Ständig darauf bedacht, den Leichenhaufen nicht noch ein zweites Mal zu streifen, begann ich, die ehemalige Siedlung nach irgendetwas Lebendigem zu durchsuchen. Zuerst in zaghaften Schritten, dann immer schneller und entschiedener. Dabei fühlte ich mich, als würde ein ständiger Felsbrocken von oben auf meine Schultern drücken. Ich zog die Schultern ein, damit das kalte Gefühl auf meinem Rücken endlich verschwinden würde.

Abgelenkt wurde ich von meinen Gedanken, als sich plötzlich eine lebendige Gestalt in mein Blickfeld schob. Orféfs wankte auf die angeordneten Steinreste zu und hielt sich dabei mit einer Hand den Kopf. Nur wenige Schritte vor uns blieb er noch einmal stehen und drückte seine Hand vor den Mund, so dass man seinen gequälten Schrei nur gedämpft hören konnte. Bei der riesigen Trauer, die dieser verzweifelte Ausruf symbolisierte, stiegen mir die Tränen in die Augen.

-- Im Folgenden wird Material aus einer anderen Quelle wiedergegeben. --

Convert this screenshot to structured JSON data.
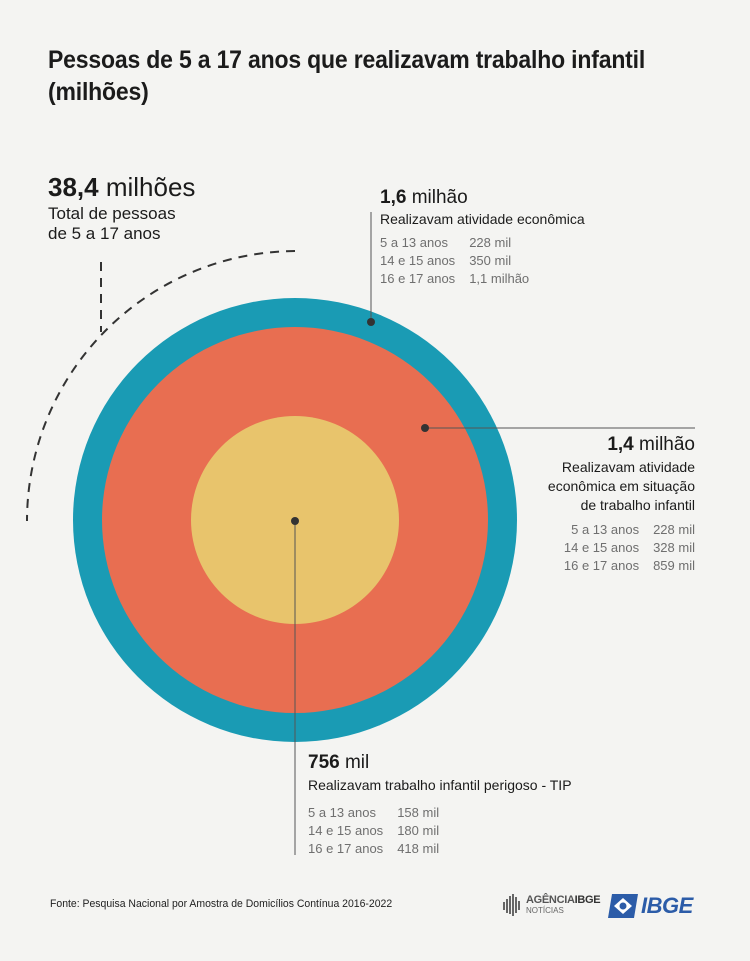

Ich blickte zum Himmel und hoffte, irgendein Anzeichen von Regen zu sehen. Wie nichts anderes hätte er zu diesem Moment gepasst. Doch wie schon erwartet befand sich keine einzige Wolke am stahlblauen Himmel. Das Wetter liess uns heute achtlos im Stich. In mir krampfte sich etwas zusammen, als ich Orféfs erneut schluchzen hörte.

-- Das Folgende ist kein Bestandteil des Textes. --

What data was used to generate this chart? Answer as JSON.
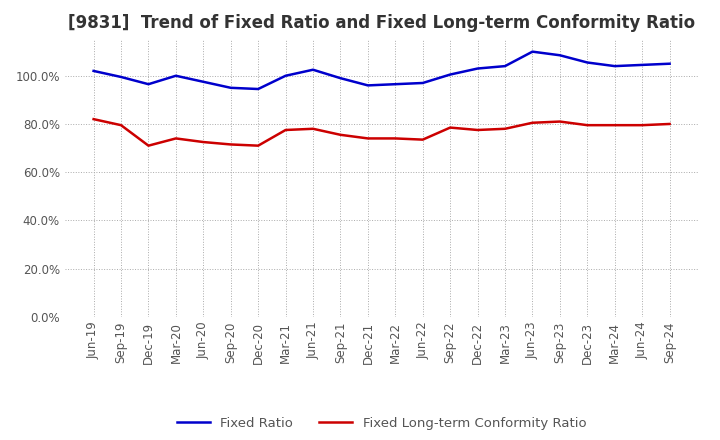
{
  "title": "[9831]  Trend of Fixed Ratio and Fixed Long-term Conformity Ratio",
  "title_fontsize": 12,
  "x_labels": [
    "Jun-19",
    "Sep-19",
    "Dec-19",
    "Mar-20",
    "Jun-20",
    "Sep-20",
    "Dec-20",
    "Mar-21",
    "Jun-21",
    "Sep-21",
    "Dec-21",
    "Mar-22",
    "Jun-22",
    "Sep-22",
    "Dec-22",
    "Mar-23",
    "Jun-23",
    "Sep-23",
    "Dec-23",
    "Mar-24",
    "Jun-24",
    "Sep-24"
  ],
  "fixed_ratio": [
    102.0,
    99.5,
    96.5,
    100.0,
    97.5,
    95.0,
    94.5,
    100.0,
    102.5,
    99.0,
    96.0,
    96.5,
    97.0,
    100.5,
    103.0,
    104.0,
    110.0,
    108.5,
    105.5,
    104.0,
    104.5,
    105.0
  ],
  "fixed_lt_ratio": [
    82.0,
    79.5,
    71.0,
    74.0,
    72.5,
    71.5,
    71.0,
    77.5,
    78.0,
    75.5,
    74.0,
    74.0,
    73.5,
    78.5,
    77.5,
    78.0,
    80.5,
    81.0,
    79.5,
    79.5,
    79.5,
    80.0
  ],
  "fixed_ratio_color": "#0000cc",
  "fixed_lt_ratio_color": "#cc0000",
  "line_width": 1.8,
  "ylim": [
    0,
    115
  ],
  "yticks": [
    0,
    20,
    40,
    60,
    80,
    100
  ],
  "ytick_labels": [
    "0.0%",
    "20.0%",
    "40.0%",
    "60.0%",
    "80.0%",
    "100.0%"
  ],
  "background_color": "#ffffff",
  "plot_bg_color": "#ffffff",
  "grid_color": "#aaaaaa",
  "legend_fixed_ratio": "Fixed Ratio",
  "legend_fixed_lt_ratio": "Fixed Long-term Conformity Ratio",
  "tick_fontsize": 8.5,
  "legend_fontsize": 9.5
}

Plötzlich konnten mich meine Füsse kaum noch tragen. Wie konnten menschliche Wesen nur so etwas anrichten? Wie waren sie im Stande, solches Elend anzurichten, ohne selber daran zu zerbrechen? Je verzweifelter ich wurde, je unverständlicher ich das Verhalten der Räuber fand, desto mehr begann ich diese Menschen zu verabscheuen.

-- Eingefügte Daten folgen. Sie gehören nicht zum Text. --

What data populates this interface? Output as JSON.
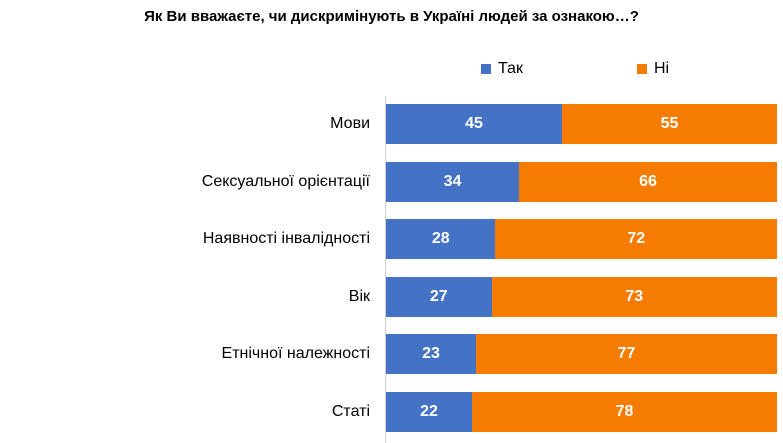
{
  "title": "Як Ви вважаєте, чи дискримінують в Україні людей за ознакою…?",
  "legend": [
    {
      "label": "Так",
      "color": "#4472c4"
    },
    {
      "label": "Ні",
      "color": "#f57c00"
    }
  ],
  "chart_data": {
    "type": "bar",
    "orientation": "horizontal",
    "stacked": true,
    "title": "Як Ви вважаєте, чи дискримінують в Україні людей за ознакою…?",
    "categories": [
      "Мови",
      "Сексуальної орієнтації",
      "Наявності інвалідності",
      "Вік",
      "Етнічної належності",
      "Статі"
    ],
    "series": [
      {
        "name": "Так",
        "color": "#4472c4",
        "values": [
          45,
          34,
          28,
          27,
          23,
          22
        ]
      },
      {
        "name": "Ні",
        "color": "#f57c00",
        "values": [
          55,
          66,
          72,
          73,
          77,
          78
        ]
      }
    ],
    "xlim": [
      0,
      100
    ],
    "legend_position": "top-right",
    "grid": false
  }
}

Ich hielt mich an einer halb zertrümmerten Steinwand fest, bis meine Beine nicht mehr weich waren, und löste mich dann aus der Gruppe. Zwei der Krieger waren bereits zu Orféfs gegangen, einer von ihnen noch weiter bis zum Leichenhaufen. Ich stapfte über den abgebrannten Boden bis hin zum Ende der Siedlung, wobei ich bei Orféfs einen kurzen Halt einlegte. Die schwarzen Zeichnungen auf seinen Armen zitterten, als ich sie zur Ablenkung musterte.